Her death unraveled me. I felt deep guilt that I could not pull her from the sweeping current that had wrenched her from mainstream society into the underbelly of sex work and toward the solace of mind-altering drugs.

But I did not feel the right to grieve for her as I have grieved for other loved ones who were not blamed for their exit from this world. My sister was living a sordid life on the fringes of society. My grief felt invalid, undeserved. Yet, in the eyes of other “upstanding citizens,” her life was not as worth grieving – or so I thought. I tucked my sorrow into a small corner of my soul so no one would see, and I carried on.

To this day, the shame I feel robbed me of the ability to freely talk about her or share the searing pain I feel. Tears still prick my eyes when I think of her, but I have become adept at swallowing them, shaking off the waves of grief as though nothing happened. Even now, I cannot shake the pervasive feeling that my silent tears don’t deserve to be wept.

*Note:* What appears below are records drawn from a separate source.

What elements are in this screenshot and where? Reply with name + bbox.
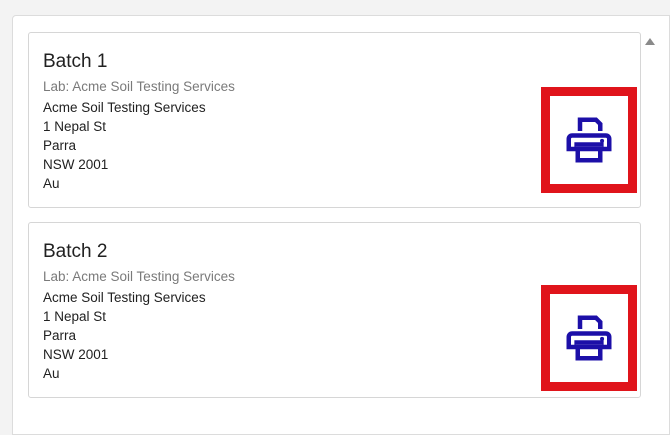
address-line: Acme Soil Testing Services <box>43 100 206 115</box>
address-line: Parra <box>43 138 77 153</box>
print-button[interactable] <box>541 285 637 391</box>
address-line: NSW 2001 <box>43 347 109 362</box>
address-line: Acme Soil Testing Services <box>43 290 206 305</box>
address-line: Au <box>43 176 60 191</box>
address-line: 1 Nepal St <box>43 309 107 324</box>
lab-label: Lab: Acme Soil Testing Services <box>43 79 235 94</box>
batch-title: Batch 2 <box>43 241 108 262</box>
batch-title: Batch 1 <box>43 51 108 72</box>
lab-address: Acme Soil Testing Services 1 Nepal St Pa… <box>43 288 206 383</box>
address-line: NSW 2001 <box>43 157 109 172</box>
address-line: 1 Nepal St <box>43 119 107 134</box>
address-line: Au <box>43 366 60 381</box>
address-line: Parra <box>43 328 77 343</box>
printer-icon <box>566 117 612 163</box>
printer-icon <box>566 315 612 361</box>
scroll-up-arrow[interactable] <box>645 38 655 45</box>
batch-card: Batch 2 Lab: Acme Soil Testing Services … <box>28 222 641 398</box>
lab-address: Acme Soil Testing Services 1 Nepal St Pa… <box>43 98 206 193</box>
print-button[interactable] <box>541 87 637 193</box>
batch-card: Batch 1 Lab: Acme Soil Testing Services … <box>28 32 641 208</box>
lab-label: Lab: Acme Soil Testing Services <box>43 269 235 284</box>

Don S. Dizon, MD: Working through tragedy

As a medical student, I worked with an outpatient physician as part of a third-year rotation. When we met, the first thing that struck me was how disheveled he looked. His clothes were wrinkled, and his pants were baggy. He took cigarette breaks, which I found disturbing.

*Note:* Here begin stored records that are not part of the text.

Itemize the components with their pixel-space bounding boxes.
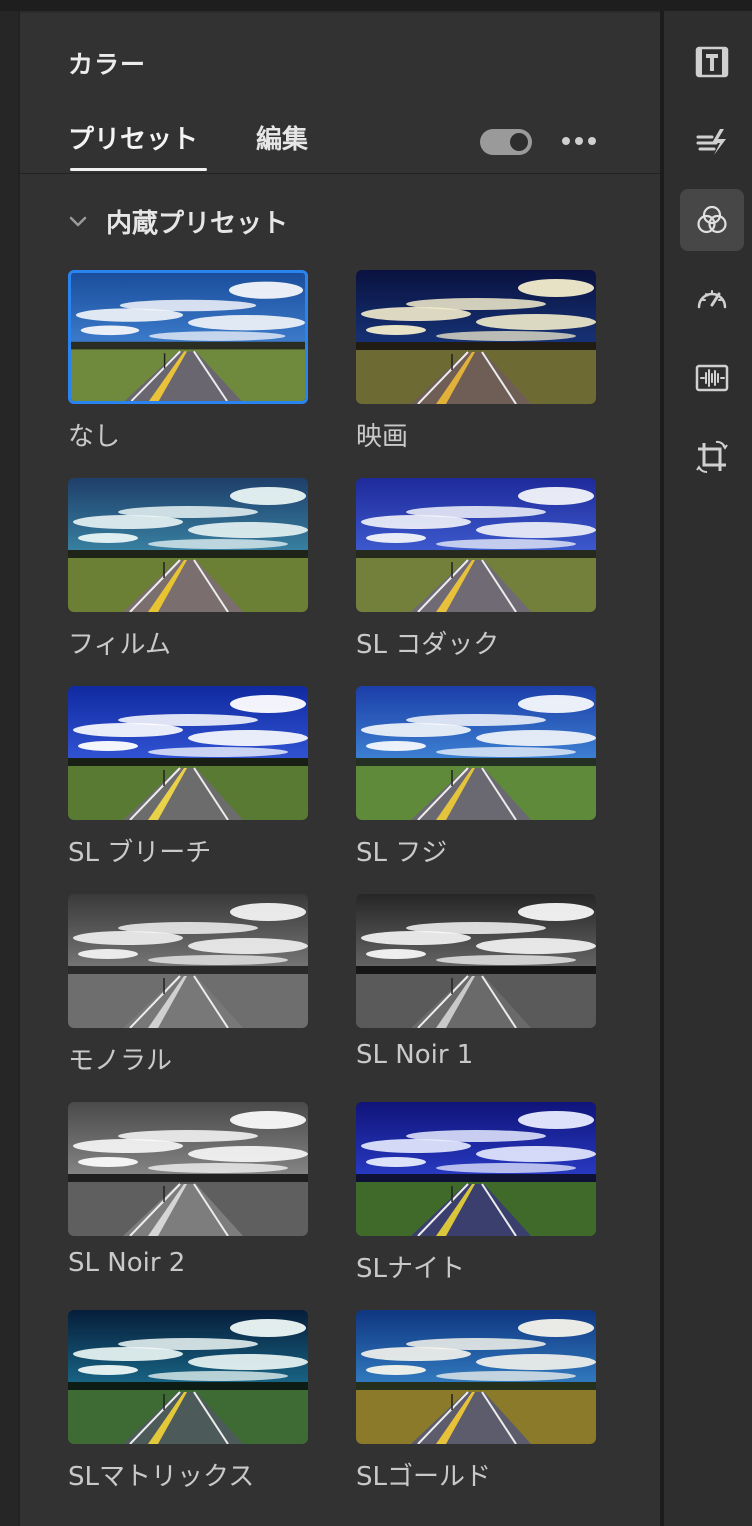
preset-label: SL コダック bbox=[356, 630, 500, 660]
preset-item[interactable]: なし bbox=[68, 270, 308, 453]
preset-thumbnail bbox=[68, 894, 308, 1028]
tab-edit[interactable]: 編集 bbox=[256, 119, 308, 156]
preset-thumbnail bbox=[68, 1310, 308, 1444]
preset-label: SL Noir 1 bbox=[356, 1040, 474, 1070]
transition-icon[interactable] bbox=[680, 110, 744, 172]
tab-bar-divider bbox=[20, 173, 660, 174]
top-window-strip bbox=[0, 0, 752, 11]
preset-thumbnail bbox=[356, 1310, 596, 1444]
speedometer-icon[interactable] bbox=[680, 268, 744, 330]
preset-thumbnail bbox=[356, 686, 596, 820]
preset-item[interactable]: SL Noir 1 bbox=[356, 894, 596, 1070]
preset-thumbnail bbox=[356, 894, 596, 1028]
preset-label: SLゴールド bbox=[356, 1462, 491, 1492]
preset-item[interactable]: SL フジ bbox=[356, 686, 596, 869]
preset-thumbnail bbox=[68, 270, 308, 404]
builtin-presets-header[interactable]: 内蔵プリセット bbox=[66, 203, 288, 239]
title-text-icon[interactable] bbox=[680, 31, 744, 93]
preset-thumbnail bbox=[356, 1102, 596, 1236]
preset-thumbnail bbox=[356, 270, 596, 404]
preset-item[interactable]: 映画 bbox=[356, 270, 596, 453]
more-dots-icon[interactable] bbox=[562, 132, 602, 150]
preset-thumbnail bbox=[356, 478, 596, 612]
panel-title: カラー bbox=[68, 50, 147, 79]
preset-thumbnail bbox=[68, 686, 308, 820]
section-label: 内蔵プリセット bbox=[106, 208, 289, 239]
preset-label: モノラル bbox=[68, 1046, 173, 1076]
preset-label: SL Noir 2 bbox=[68, 1248, 186, 1278]
preset-label: SL フジ bbox=[356, 838, 448, 868]
tab-presets[interactable]: プリセット bbox=[68, 119, 198, 156]
preset-label: フィルム bbox=[68, 630, 171, 660]
active-tab-indicator bbox=[70, 168, 207, 171]
preset-thumbnail bbox=[68, 478, 308, 612]
preset-item[interactable]: SLゴールド bbox=[356, 1310, 596, 1493]
chevron-down-icon bbox=[69, 216, 87, 227]
preset-label: SL ブリーチ bbox=[68, 838, 212, 868]
right-tool-rail bbox=[664, 11, 752, 1526]
preset-item[interactable]: フィルム bbox=[68, 478, 308, 661]
audio-waveform-icon[interactable] bbox=[680, 347, 744, 409]
toggle-knob bbox=[510, 133, 528, 151]
preset-label: SLナイト bbox=[356, 1254, 465, 1284]
preview-toggle[interactable] bbox=[480, 129, 532, 155]
preset-thumbnail bbox=[68, 1102, 308, 1236]
preset-item[interactable]: SL コダック bbox=[356, 478, 596, 661]
preset-item[interactable]: SL ブリーチ bbox=[68, 686, 308, 869]
crop-rotate-icon[interactable] bbox=[680, 426, 744, 488]
left-edge-strip bbox=[0, 11, 20, 1526]
preset-item[interactable]: SLマトリックス bbox=[68, 1310, 308, 1493]
preset-label: 映画 bbox=[356, 422, 409, 452]
color-circles-icon[interactable] bbox=[680, 189, 744, 251]
preset-item[interactable]: モノラル bbox=[68, 894, 308, 1077]
preset-item[interactable]: SLナイト bbox=[356, 1102, 596, 1285]
color-panel: カラー プリセット 編集 内蔵プリセット なし 映画 フィルム SL コダック … bbox=[20, 13, 660, 1526]
preset-label: なし bbox=[68, 422, 121, 452]
preset-label: SLマトリックス bbox=[68, 1462, 255, 1492]
preset-item[interactable]: SL Noir 2 bbox=[68, 1102, 308, 1278]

But I quickly came to admire him. Despite my first impression, he was the type of doctor I aspired to be. He didn’t need to look at a patient’s chart to recall who they were. He just knew them. He greeted patients warmly, asked about their family. He even remembered the special occasions his patients had mentioned since their past visit. He epitomized empathy and connectedness.

Spending one day in clinic brought to light the challenges of forming such bonds with patients. A man came into the cancer clinic reporting chest pain and was triaged to an exam room. Soon after, the patient was found unresponsive on the floor. Nurses were yelling for help, and the doctor ran in and started CPR while minutes ticked by waiting for an ambulance that could take him to the ED.

By the time help arrived, the patient was blue.

He had died in the clinic in the middle of the day, as the waiting room filled. After the body was taken away, the doctor went into the bathroom. About 20 minutes later, he came out, eyes bloodshot, and continued with the rest of his day, ensuring each patient was seen and cared for.

As a medical student, it hit me how hard it must be to see something so tragic like the end of a life and then continue with your day as if nothing had happened. This is an experience of grief I later came to know well after nearly 30 years treating patients with advanced cancers: compartmentalizing it and carrying on.